Started Bridge networking on vmnet0
Started DHCP service on vmnet1
Enabled hostonly virtual adapter on vmnet1
Started NAT service on vmnet8
Enabled hostonly virtual adapter on vmnet8
Started Network detection service

The important line there is Address range 192.168.250.128 to 192.168.250.254 not on net 192.168.250.1/255.255.255.0! Apparently DHCP is misconfigured.

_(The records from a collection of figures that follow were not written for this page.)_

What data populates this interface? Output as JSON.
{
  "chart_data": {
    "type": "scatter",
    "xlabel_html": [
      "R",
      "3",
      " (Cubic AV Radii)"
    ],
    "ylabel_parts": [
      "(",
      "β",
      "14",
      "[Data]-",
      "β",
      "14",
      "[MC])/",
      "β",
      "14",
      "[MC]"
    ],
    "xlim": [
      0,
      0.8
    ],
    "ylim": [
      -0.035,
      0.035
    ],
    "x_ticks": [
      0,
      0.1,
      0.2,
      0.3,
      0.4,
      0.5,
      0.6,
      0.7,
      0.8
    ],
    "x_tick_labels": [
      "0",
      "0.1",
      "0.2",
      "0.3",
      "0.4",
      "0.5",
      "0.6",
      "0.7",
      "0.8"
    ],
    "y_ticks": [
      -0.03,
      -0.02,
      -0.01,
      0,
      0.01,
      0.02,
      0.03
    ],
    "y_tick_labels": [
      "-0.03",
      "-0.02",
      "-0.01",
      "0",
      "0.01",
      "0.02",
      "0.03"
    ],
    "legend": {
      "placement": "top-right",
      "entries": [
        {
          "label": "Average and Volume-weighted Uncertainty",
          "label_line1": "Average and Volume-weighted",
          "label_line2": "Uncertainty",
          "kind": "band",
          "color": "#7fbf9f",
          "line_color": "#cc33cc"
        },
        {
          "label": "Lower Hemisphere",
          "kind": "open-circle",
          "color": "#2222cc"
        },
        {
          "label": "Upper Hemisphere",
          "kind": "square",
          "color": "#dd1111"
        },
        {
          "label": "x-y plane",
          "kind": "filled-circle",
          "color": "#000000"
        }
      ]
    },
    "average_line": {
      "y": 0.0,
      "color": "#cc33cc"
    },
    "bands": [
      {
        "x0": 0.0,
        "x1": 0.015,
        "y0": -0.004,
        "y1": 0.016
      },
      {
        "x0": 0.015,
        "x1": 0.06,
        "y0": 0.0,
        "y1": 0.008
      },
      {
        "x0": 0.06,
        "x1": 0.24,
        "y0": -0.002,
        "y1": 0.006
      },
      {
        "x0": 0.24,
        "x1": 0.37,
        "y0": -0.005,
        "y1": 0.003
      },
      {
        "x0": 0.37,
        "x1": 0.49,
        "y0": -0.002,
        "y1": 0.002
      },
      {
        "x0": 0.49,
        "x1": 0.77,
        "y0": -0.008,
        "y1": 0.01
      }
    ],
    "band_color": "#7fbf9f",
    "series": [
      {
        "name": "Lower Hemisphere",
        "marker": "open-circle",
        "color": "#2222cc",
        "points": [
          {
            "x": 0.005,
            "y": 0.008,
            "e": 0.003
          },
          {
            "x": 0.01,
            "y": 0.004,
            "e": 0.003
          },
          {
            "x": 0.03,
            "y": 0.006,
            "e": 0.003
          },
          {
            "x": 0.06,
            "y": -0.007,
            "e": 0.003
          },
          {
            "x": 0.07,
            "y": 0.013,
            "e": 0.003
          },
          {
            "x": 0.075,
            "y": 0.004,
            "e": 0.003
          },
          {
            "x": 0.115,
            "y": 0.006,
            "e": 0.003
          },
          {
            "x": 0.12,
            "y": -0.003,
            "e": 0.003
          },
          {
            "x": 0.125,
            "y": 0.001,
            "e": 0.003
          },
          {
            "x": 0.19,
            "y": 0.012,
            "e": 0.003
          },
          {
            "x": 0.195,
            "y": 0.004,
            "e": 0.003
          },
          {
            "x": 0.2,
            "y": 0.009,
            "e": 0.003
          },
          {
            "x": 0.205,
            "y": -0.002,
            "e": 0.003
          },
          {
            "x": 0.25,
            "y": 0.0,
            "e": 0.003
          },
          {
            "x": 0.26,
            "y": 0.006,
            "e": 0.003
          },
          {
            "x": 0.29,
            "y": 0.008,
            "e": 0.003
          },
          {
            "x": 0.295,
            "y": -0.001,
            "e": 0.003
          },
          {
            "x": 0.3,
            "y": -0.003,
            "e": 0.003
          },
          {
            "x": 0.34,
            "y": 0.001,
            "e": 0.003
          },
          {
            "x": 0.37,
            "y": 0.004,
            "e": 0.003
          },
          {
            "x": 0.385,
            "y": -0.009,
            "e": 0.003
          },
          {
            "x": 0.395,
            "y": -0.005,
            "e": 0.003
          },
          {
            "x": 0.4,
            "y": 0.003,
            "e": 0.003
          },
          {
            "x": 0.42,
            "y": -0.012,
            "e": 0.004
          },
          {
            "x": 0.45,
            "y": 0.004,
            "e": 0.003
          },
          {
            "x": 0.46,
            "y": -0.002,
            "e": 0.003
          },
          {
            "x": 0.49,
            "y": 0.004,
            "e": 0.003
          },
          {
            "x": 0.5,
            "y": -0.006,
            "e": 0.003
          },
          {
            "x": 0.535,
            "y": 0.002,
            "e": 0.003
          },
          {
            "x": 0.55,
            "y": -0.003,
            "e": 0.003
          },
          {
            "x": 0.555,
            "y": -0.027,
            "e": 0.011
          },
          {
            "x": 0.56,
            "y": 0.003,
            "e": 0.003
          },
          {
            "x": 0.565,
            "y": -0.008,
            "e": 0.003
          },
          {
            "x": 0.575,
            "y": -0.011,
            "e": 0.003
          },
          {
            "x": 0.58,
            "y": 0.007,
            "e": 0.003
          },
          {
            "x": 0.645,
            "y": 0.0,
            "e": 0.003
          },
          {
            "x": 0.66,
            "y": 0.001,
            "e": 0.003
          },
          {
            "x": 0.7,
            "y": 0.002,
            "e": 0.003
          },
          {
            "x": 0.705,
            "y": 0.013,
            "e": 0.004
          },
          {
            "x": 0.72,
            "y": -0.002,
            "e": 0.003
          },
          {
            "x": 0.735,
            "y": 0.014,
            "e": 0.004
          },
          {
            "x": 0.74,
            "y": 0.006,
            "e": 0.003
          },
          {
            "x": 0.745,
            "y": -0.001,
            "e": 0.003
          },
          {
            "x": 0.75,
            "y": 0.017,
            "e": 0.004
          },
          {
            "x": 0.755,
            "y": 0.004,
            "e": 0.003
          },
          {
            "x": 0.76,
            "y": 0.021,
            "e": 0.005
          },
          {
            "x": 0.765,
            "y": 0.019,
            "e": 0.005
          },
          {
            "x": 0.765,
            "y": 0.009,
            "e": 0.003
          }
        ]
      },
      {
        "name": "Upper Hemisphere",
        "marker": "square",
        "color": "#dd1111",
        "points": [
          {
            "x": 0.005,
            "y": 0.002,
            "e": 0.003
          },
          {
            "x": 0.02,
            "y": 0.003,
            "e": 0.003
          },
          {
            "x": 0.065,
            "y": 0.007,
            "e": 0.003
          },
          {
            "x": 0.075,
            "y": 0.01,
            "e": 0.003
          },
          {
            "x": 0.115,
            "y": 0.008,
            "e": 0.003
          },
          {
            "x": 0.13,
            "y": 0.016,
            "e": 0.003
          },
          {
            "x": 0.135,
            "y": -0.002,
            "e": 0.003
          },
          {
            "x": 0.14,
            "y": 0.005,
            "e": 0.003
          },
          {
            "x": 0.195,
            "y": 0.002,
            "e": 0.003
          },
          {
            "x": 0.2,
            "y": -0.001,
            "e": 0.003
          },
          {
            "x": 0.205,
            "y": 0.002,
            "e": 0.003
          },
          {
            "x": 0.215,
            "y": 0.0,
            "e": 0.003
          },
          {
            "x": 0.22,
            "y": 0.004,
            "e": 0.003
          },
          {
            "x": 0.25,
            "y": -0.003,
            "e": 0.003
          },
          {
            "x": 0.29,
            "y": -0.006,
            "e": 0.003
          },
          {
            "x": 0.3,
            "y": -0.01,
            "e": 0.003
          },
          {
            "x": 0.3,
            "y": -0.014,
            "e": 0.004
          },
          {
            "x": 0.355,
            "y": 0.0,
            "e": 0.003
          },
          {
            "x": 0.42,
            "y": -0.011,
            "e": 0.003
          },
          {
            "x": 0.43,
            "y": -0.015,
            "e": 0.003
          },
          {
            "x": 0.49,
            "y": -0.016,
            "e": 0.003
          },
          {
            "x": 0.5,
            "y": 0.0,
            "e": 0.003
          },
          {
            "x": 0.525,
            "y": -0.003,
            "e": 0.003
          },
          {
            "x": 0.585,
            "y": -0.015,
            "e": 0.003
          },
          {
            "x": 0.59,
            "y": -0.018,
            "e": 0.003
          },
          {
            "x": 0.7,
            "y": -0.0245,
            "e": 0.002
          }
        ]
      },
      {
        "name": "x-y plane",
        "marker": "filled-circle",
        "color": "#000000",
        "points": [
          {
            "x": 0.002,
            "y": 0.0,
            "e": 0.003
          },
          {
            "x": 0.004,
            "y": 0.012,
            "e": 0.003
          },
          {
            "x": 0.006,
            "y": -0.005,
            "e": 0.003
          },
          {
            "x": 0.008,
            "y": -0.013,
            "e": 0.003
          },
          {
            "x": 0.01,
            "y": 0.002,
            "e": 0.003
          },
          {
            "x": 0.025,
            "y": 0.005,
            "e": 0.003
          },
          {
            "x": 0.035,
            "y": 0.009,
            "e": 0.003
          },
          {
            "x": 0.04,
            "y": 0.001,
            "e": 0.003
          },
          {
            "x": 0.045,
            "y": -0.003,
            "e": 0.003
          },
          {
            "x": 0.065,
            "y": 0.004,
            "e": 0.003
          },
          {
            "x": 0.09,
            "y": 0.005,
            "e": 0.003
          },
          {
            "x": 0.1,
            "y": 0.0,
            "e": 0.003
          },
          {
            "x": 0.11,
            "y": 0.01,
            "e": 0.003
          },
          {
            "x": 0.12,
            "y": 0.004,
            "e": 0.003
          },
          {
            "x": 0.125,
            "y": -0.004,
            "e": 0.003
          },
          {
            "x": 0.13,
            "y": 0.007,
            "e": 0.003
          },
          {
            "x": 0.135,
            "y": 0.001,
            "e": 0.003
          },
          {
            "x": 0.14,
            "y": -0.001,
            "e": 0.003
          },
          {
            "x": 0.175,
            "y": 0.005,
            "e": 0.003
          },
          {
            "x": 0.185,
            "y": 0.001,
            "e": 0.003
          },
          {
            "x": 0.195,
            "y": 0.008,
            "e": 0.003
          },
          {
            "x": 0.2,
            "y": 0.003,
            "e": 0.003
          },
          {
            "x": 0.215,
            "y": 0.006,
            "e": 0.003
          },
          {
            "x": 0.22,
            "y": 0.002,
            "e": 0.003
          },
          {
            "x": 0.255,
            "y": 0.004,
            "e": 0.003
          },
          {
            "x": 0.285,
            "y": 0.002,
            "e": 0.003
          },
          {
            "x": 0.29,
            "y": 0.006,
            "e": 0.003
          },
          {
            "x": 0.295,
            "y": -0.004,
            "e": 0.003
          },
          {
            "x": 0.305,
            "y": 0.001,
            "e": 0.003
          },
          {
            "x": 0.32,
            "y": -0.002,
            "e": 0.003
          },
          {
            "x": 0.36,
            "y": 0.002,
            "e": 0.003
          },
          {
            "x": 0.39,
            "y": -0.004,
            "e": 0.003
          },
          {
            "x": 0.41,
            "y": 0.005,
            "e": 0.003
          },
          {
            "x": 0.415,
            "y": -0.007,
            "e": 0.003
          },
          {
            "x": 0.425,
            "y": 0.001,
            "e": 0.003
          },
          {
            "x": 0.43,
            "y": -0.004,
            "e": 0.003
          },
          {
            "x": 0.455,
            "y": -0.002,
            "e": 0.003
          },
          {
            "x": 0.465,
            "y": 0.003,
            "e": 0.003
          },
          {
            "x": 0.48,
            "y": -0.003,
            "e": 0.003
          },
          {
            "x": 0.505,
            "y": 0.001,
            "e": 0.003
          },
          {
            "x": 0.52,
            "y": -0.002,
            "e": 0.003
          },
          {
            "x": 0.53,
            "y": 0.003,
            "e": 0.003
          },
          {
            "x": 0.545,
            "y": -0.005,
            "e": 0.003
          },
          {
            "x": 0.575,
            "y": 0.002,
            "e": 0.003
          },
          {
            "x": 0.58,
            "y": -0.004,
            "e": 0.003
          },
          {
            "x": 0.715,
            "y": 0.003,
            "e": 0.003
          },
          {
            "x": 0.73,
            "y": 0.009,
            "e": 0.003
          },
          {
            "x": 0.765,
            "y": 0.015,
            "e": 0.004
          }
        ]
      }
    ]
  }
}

The config file for dhcpd for vmnet8 is /etc/vmware/vmnet8/dhcpd/dhcpd.conf . Here’s what it looked like:

subnet 192.168.250.1 netmask 255.255.255.0 {
        range 192.168.250.128 192.168.250.250;
        option broadcast-address 192.168.250.255;
        option domain-name-servers 192.168.250.1;
        option domain-name localdomain;
        default-lease-time 1800;                # default is 30 minutes
        max-lease-time 7200;                    # default is 2 hours
        option routers 192.168.250.2;
}

I changed the range to 192.168.250.2 to 192.168.250.127, thinking that was the problem, but it turned out to be the “subnet” line – the subnet should be “192.168.250.0 netmask 255.255.255.0” rather than “192.168.250.1 …” After changing that, everything Worked As Intended.